There are multiple theories about dream function as well. Some
studies claim that dreams strengthen semantic memories. This is based on
the role of hippocampal neocortical dialog and general connections between sleep and memory. One study surmises that dreams erase junk data in the brain. Emotional adaptation and mood regulation are other proposed functions of dreaming.
From an evolutionary
standpoint, dreams might simulate and rehearse threatening events, that
were common in the organism's ancestral environment, hence increasing a
person's ability to tackle everyday problems and challenges in the
present. For this reason these threatening events may have been passed
on in the form of genetic memories.
This theory accords well with the claim that REM sleep is an
evolutionary transformation of a well-known defensive mechanism, the
tonic immobility reflex.
Most theories of dream function appear to be conflicting, but it
is possible that many short-term dream functions could act together to
achieve a bigger long-term function. It may be noted that evidence for none of these theories is entirely conclusive.

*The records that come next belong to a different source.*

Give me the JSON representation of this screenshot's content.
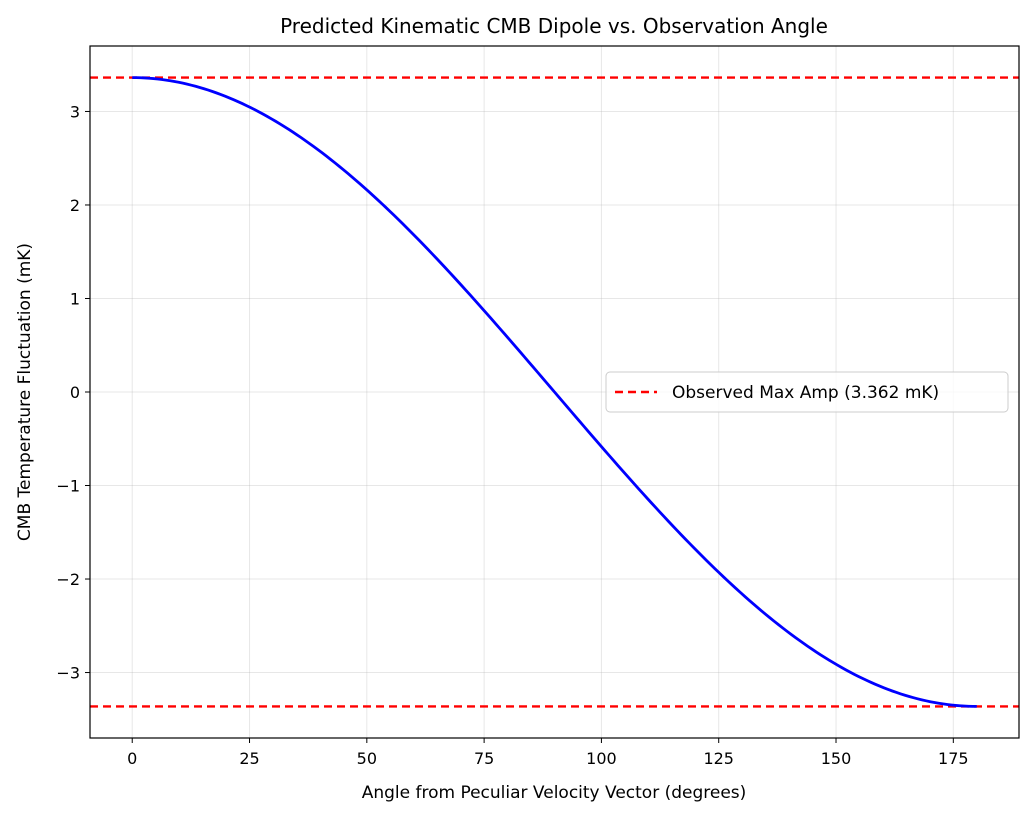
{
  "chart_data": {
    "type": "line",
    "title": "Predicted Kinematic CMB Dipole vs. Observation Angle",
    "xlabel": "Angle from Peculiar Velocity Vector (degrees)",
    "ylabel": "CMB Temperature Fluctuation (mK)",
    "xlim": [
      -9,
      189
    ],
    "ylim": [
      -3.7,
      3.7
    ],
    "xticks": [
      0,
      25,
      50,
      75,
      100,
      125,
      150,
      175
    ],
    "yticks": [
      -3,
      -2,
      -1,
      0,
      1,
      2,
      3
    ],
    "ytick_labels": [
      "−3",
      "−2",
      "−1",
      "0",
      "1",
      "2",
      "3"
    ],
    "grid": true,
    "legend_placement": "center-right",
    "series": [
      {
        "function": "3.362 * cos(angle)",
        "amplitude": 3.362,
        "x_range": [
          0,
          180
        ],
        "color": "#0000ff",
        "style": "solid"
      }
    ],
    "hlines": [
      {
        "name": "Observed Max Amp (3.362 mK)",
        "y": 3.362,
        "color": "#ff0000",
        "style": "dashed"
      },
      {
        "y": -3.362,
        "color": "#ff0000",
        "style": "dashed"
      }
    ]
  }
}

The incorporation of waking memory events into dreams is another
area of active research and some researchers have tried to link it to
the declarative memory consolidation functions of dreaming.

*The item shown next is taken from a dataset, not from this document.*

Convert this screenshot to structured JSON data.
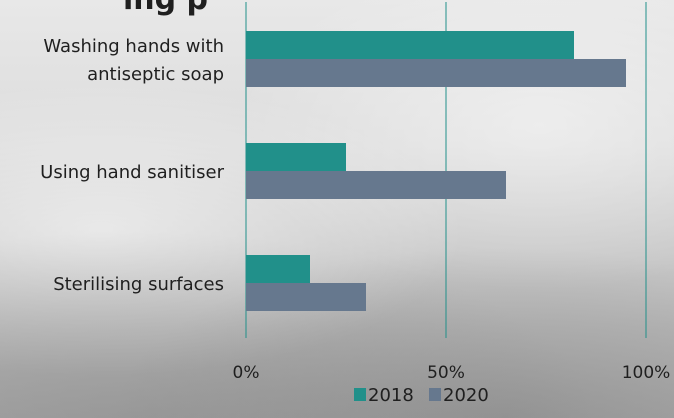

A related area of research is the neuroscience basis of nightmares. Many studies have confirmed a high prevalence of nightmares and some have correlated them with high stress levels. Multiple models of nightmare production have been proposed including neo-Freudian models as well as other models such as image contextualization model, boundary thickness model, threat simulation model etc. Neurotransmitter
imbalance has been proposed as a cause of nightmares, as also affective
network dysfunction- a model which claims that nightmare is a product
of dysfunction of circuitry normally involved in dreaming. As with dreaming, none of the models have yielded conclusive results and studies continue about these questions.